What is Proctor's primary complaint against Parris in The Crucible by Arthur Miller?
John Proctor and the Reverend Parris are two of the primary characters in The Crucible by Arthur Miller, and there is absolutely no doubt that these two men will never, ever be friends. We see them together for the first time in act one of the play, and it is not a pleasant meeting.
Parris is in his early forties and lives his life with a chip on his shoulder, which means he is always expecting trouble and ready to fight for little or no cause. He is pugnacious and paranoid.
[Parris] believed he was being persecuted wherever he went, despite his best efforts to win people and God to his side. In meeting, he felt insulted if someone rose to shut the door without first asking his permission.
In his entire conversation with Abigail about what is wrong with Betty, his daughter, Parris's primary concern is his reputation and his position. His reference to people in his congregation as "a faction" and enemies is an indication that he is not much of a shepherd to his flock.

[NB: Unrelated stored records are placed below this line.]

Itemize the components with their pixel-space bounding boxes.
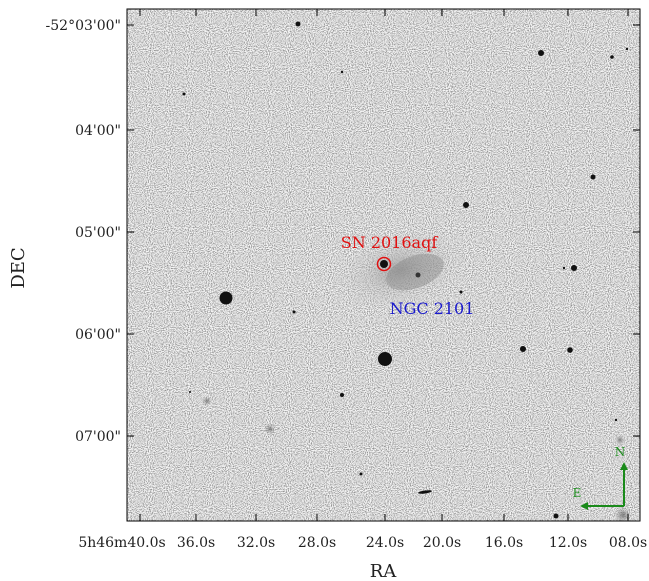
- image-frame: [126, 8, 641, 522]
- star: [553, 513, 559, 519]
- sn-label: SN 2016aqf: [341, 233, 439, 252]
- y-tick-label: 04'00": [75, 123, 121, 139]
- y-tick-labels: -52°03'00" 04'00" 05'00" 06'00" 07'00": [46, 18, 121, 445]
- star: [614, 418, 618, 422]
- compass: [580, 462, 628, 510]
- x-tick-label: 08.0s: [609, 535, 647, 551]
- x-ticks: [139, 9, 629, 521]
- galaxy-ngc2101: [331, 227, 469, 313]
- star: [378, 352, 392, 366]
- compass-east-label: E: [573, 486, 582, 500]
- y-tick-label: 06'00": [75, 327, 121, 343]
- star: [340, 70, 344, 74]
- galaxy-label: NGC 2101: [390, 299, 475, 318]
- star: [610, 55, 614, 59]
- star-field: [182, 21, 629, 519]
- x-axis-label: RA: [370, 561, 398, 581]
- star: [359, 472, 363, 476]
- compass-north-label: N: [615, 445, 626, 459]
- faint-sources: [202, 396, 632, 521]
- x-tick-label: 28.0s: [298, 535, 336, 551]
- y-tick-label: 07'00": [75, 429, 121, 445]
- star: [538, 50, 544, 56]
- star: [418, 490, 432, 494]
- x-tick-label: 32.0s: [237, 535, 275, 551]
- x-tick-label: 20.0s: [423, 535, 461, 551]
- star: [571, 265, 577, 271]
- x-tick-label: 12.0s: [549, 535, 587, 551]
- star: [520, 346, 526, 352]
- sn-circle: [376, 256, 392, 272]
- y-tick-label: 05'00": [75, 225, 121, 241]
- star: [567, 347, 573, 353]
- star: [463, 202, 469, 208]
- star: [625, 47, 629, 51]
- x-tick-labels: 5h46m40.0s 36.0s 32.0s 28.0s 24.0s 20.0s…: [78, 535, 647, 551]
- star: [590, 174, 596, 180]
- y-axis-label: DEC: [8, 247, 29, 288]
- star: [189, 391, 191, 393]
- x-tick-label: 36.0s: [177, 535, 215, 551]
- y-tick-label: -52°03'00": [46, 18, 121, 34]
- star: [292, 310, 296, 314]
- star: [459, 290, 463, 294]
- x-tick-label: 5h46m40.0s: [78, 535, 165, 551]
- star: [295, 21, 301, 27]
- y-ticks: [127, 24, 640, 437]
- x-tick-label: 16.0s: [485, 535, 523, 551]
- star: [182, 92, 186, 96]
- sn-marker: [376, 256, 392, 272]
- star: [219, 291, 233, 305]
- x-tick-label: 24.0s: [366, 535, 404, 551]
- star: [340, 393, 344, 397]
- star: [562, 266, 566, 270]
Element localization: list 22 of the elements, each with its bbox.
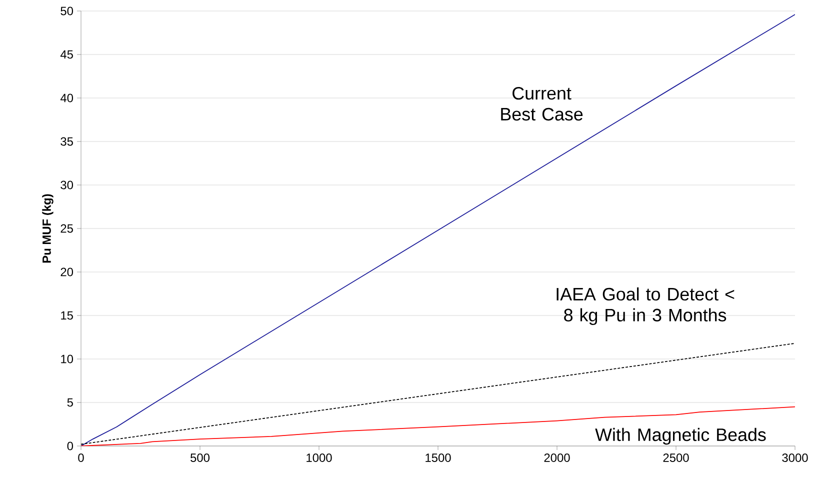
y-tick-label: 40 bbox=[60, 94, 74, 102]
y-axis-title: Pu MUF (kg) bbox=[42, 194, 54, 263]
y-tick-label: 25 bbox=[60, 224, 73, 233]
y-tick-label: 45 bbox=[60, 50, 73, 59]
x-tick-label: 0 bbox=[78, 454, 84, 462]
series-label: Current Best Case bbox=[501, 86, 583, 121]
x-tick-label: 3000 bbox=[782, 454, 808, 462]
y-tick-label: 15 bbox=[61, 311, 73, 320]
x-tick-label: 2500 bbox=[663, 454, 689, 462]
series-label: IAEA Goal to Detect < 8 kg Pu in 3 Months bbox=[556, 287, 734, 326]
x-tick-label: 1000 bbox=[306, 454, 332, 462]
y-tick-label: 10 bbox=[61, 354, 74, 364]
y-tick-label: 30 bbox=[60, 180, 74, 190]
x-tick-label: 2000 bbox=[544, 454, 570, 462]
y-tick-label: 35 bbox=[60, 137, 73, 146]
x-tick-label: 500 bbox=[190, 454, 210, 462]
y-tick-label: 5 bbox=[67, 398, 73, 407]
series-label: With Magnetic Beads bbox=[595, 428, 766, 445]
y-tick-label: 0 bbox=[67, 442, 74, 450]
x-tick-label: 1500 bbox=[426, 454, 451, 462]
y-tick-label: 20 bbox=[60, 268, 74, 276]
y-tick-label: 50 bbox=[60, 6, 74, 16]
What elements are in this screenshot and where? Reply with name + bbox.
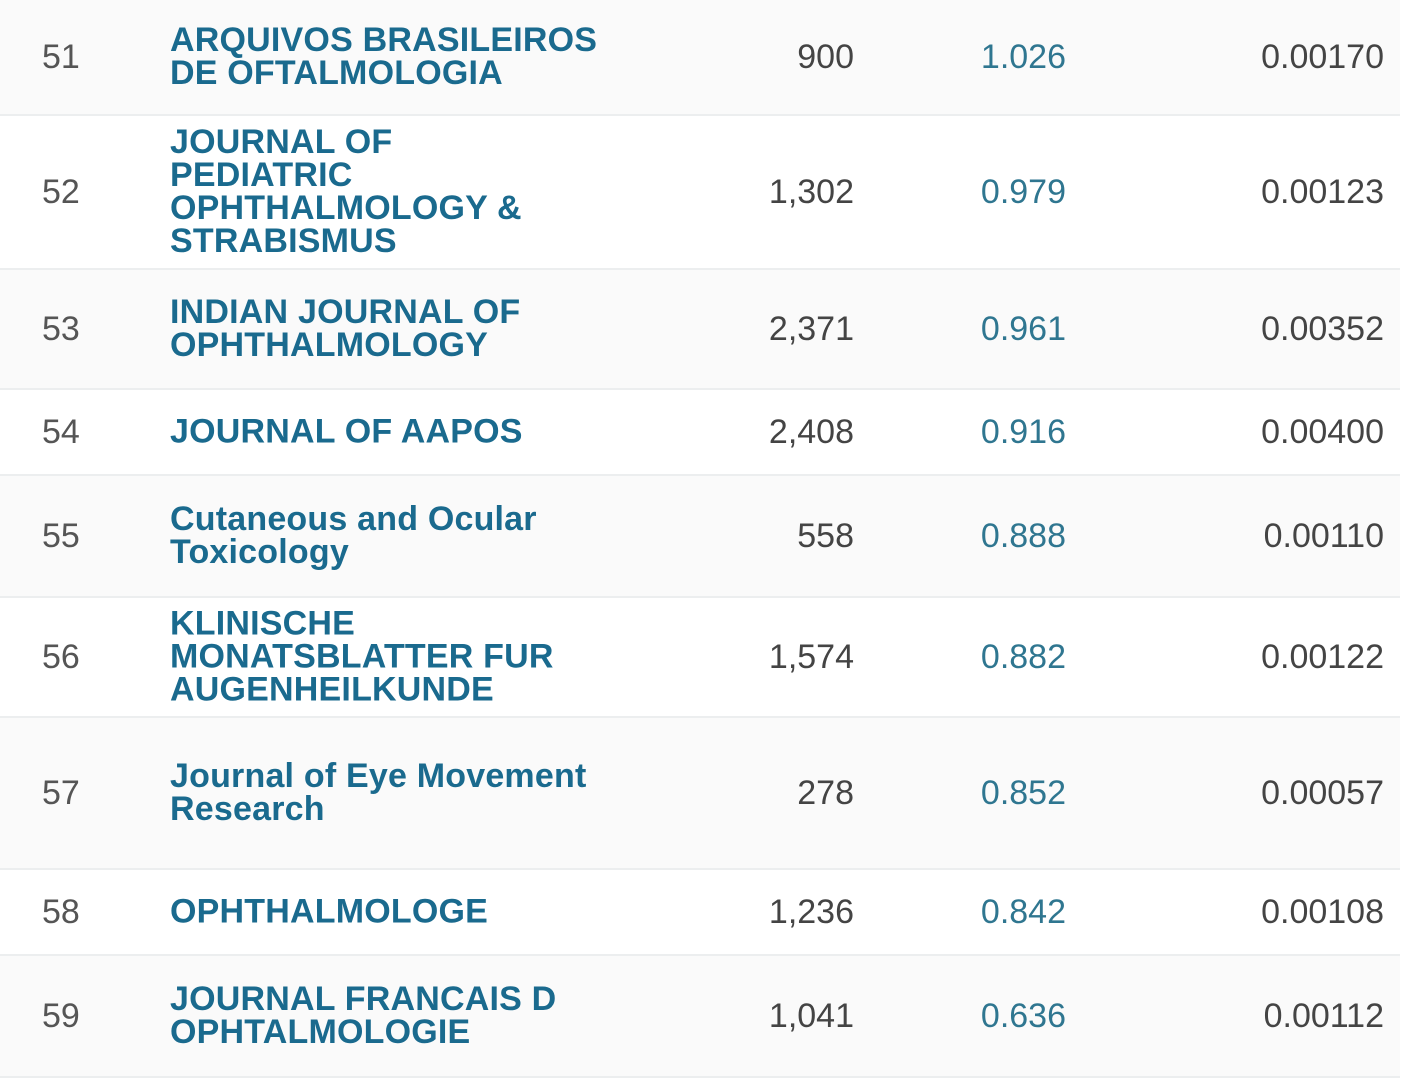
eigenfactor-cell: 0.00400: [1261, 413, 1384, 451]
journal-title-link[interactable]: JOURNAL FRANCAIS D OPHTALMOLOGIE: [170, 980, 557, 1051]
impact-factor-cell: 0.979: [980, 173, 1066, 211]
impact-factor-cell: 0.916: [980, 413, 1066, 451]
table-row: 57 Journal of Eye Movement Research 278 …: [0, 718, 1400, 870]
total-cites-cell: 1,302: [768, 173, 854, 211]
rank-cell: 53: [42, 310, 80, 348]
rank-cell: 52: [42, 173, 80, 211]
journal-title-link[interactable]: Journal of Eye Movement Research: [170, 757, 587, 828]
impact-factor-cell: 0.842: [980, 893, 1066, 931]
table-row: 58 OPHTHALMOLOGE 1,236 0.842 0.00108: [0, 870, 1400, 956]
total-cites-cell: 2,371: [768, 310, 854, 348]
table-row: 59 JOURNAL FRANCAIS D OPHTALMOLOGIE 1,04…: [0, 956, 1400, 1078]
total-cites-cell: 1,041: [768, 997, 854, 1035]
table-row: 52 JOURNAL OF PEDIATRIC OPHTHALMOLOGY & …: [0, 116, 1400, 270]
journal-title-link[interactable]: OPHTHALMOLOGE: [170, 892, 489, 931]
rank-cell: 57: [42, 774, 80, 812]
rank-cell: 58: [42, 893, 80, 931]
impact-factor-cell: 0.961: [980, 310, 1066, 348]
rank-cell: 54: [42, 413, 80, 451]
journal-title-link[interactable]: ARQUIVOS BRASILEIROS DE OFTALMOLOGIA: [170, 21, 598, 92]
rank-cell: 59: [42, 997, 80, 1035]
eigenfactor-cell: 0.00122: [1261, 638, 1384, 676]
total-cites-cell: 1,236: [768, 893, 854, 931]
eigenfactor-cell: 0.00057: [1261, 774, 1384, 812]
impact-factor-cell: 0.852: [980, 774, 1066, 812]
journal-title-link[interactable]: JOURNAL OF AAPOS: [170, 412, 523, 451]
total-cites-cell: 1,574: [768, 638, 854, 676]
total-cites-cell: 900: [797, 38, 854, 76]
table-row: 56 KLINISCHE MONATSBLATTER FUR AUGENHEIL…: [0, 598, 1400, 718]
table-row: 53 INDIAN JOURNAL OF OPHTHALMOLOGY 2,371…: [0, 270, 1400, 390]
eigenfactor-cell: 0.00123: [1261, 173, 1384, 211]
total-cites-cell: 2,408: [768, 413, 854, 451]
total-cites-cell: 278: [797, 774, 854, 812]
journal-title-link[interactable]: KLINISCHE MONATSBLATTER FUR AUGENHEILKUN…: [170, 604, 554, 709]
rank-cell: 56: [42, 638, 80, 676]
rank-cell: 51: [42, 38, 80, 76]
total-cites-cell: 558: [797, 517, 854, 555]
eigenfactor-cell: 0.00110: [1263, 517, 1384, 555]
eigenfactor-cell: 0.00108: [1261, 893, 1384, 931]
rank-cell: 55: [42, 517, 80, 555]
journal-title-link[interactable]: Cutaneous and Ocular Toxicology: [170, 500, 537, 571]
eigenfactor-cell: 0.00170: [1261, 38, 1384, 76]
impact-factor-cell: 0.636: [980, 997, 1066, 1035]
journal-title-link[interactable]: INDIAN JOURNAL OF OPHTHALMOLOGY: [170, 293, 521, 364]
journal-title-link[interactable]: JOURNAL OF PEDIATRIC OPHTHALMOLOGY & STR…: [170, 123, 522, 260]
impact-factor-cell: 1.026: [980, 38, 1066, 76]
table-row: 55 Cutaneous and Ocular Toxicology 558 0…: [0, 476, 1400, 598]
eigenfactor-cell: 0.00352: [1261, 310, 1384, 348]
table-row: 54 JOURNAL OF AAPOS 2,408 0.916 0.00400: [0, 390, 1400, 476]
impact-factor-cell: 0.882: [980, 638, 1066, 676]
table-row: 51 ARQUIVOS BRASILEIROS DE OFTALMOLOGIA …: [0, 0, 1400, 116]
eigenfactor-cell: 0.00112: [1263, 997, 1384, 1035]
impact-factor-cell: 0.888: [980, 517, 1066, 555]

Proctor is a man who is quite aware that he is a sinner, but he also has a clear morality and recognizes that Parris is self-serving, greedy, and weak, three things he cannot abide. He, too, knows that Parris is not the kind of shepherd God expects his representatives to be.
Proctor has come to Parris's house to see what all the hubbub is about, as the town has been fluttering with talk of witchcraft all morning. After he talks to Abigail and learns the truth about the gossip, Proctor is no longer concerned about anything to do with witchcraft, Parris, of course, is terribly frightened by the talk and cannot get beyond his fear that this witchcraft will end up making him look bad.
Parris resents Proctor because he has not been to church with any regularity, and Proctor explains why he stays away:
I have trouble enough without I come five mile to hear him preach only hellfire and bloody damnation. Take it to heart, Mr. Parris. There are many others who stay away from church these days because you hardly ever mention God any more.
Parris begins his apparently typical rant about not getting paid enough, and it is clear from Proctor's response that he despises Parris's greed:
Proctor: Mr. Parris, you are the first minister ever did demand the deed to this house--
Parris: Man! Don’t a minister deserve a house to live in?
Proctor: To live in, yes. But to ask ownership is like you shall own the meeting house itself; the last meeting I were at you spoke so long on deeds and mortgages I thought it were an auction.
Later, in act two, Proctor tells Hale that seeing the fancy golden candlesticks )constant reminders of Parris's grasping and greedy nature) in the church hurts his worship, and his youngest son has not been baptized because he does not want Parris to come anywhere near his child. Finally he says this:
I see no light of God in that man. I’ll not conceal it.
That is Proctor's primary complaint against Parris. Parris is supposed to be a man of God, but he is so consumed with his own reputation, with condemning people to hell for their sins, and with money and things that Proctor no longer respects Parris as his pastor.
Ironically, it is the confessed sinner (Proctor) who demonstrates more godly character than the experienced and educated preacher (Parris).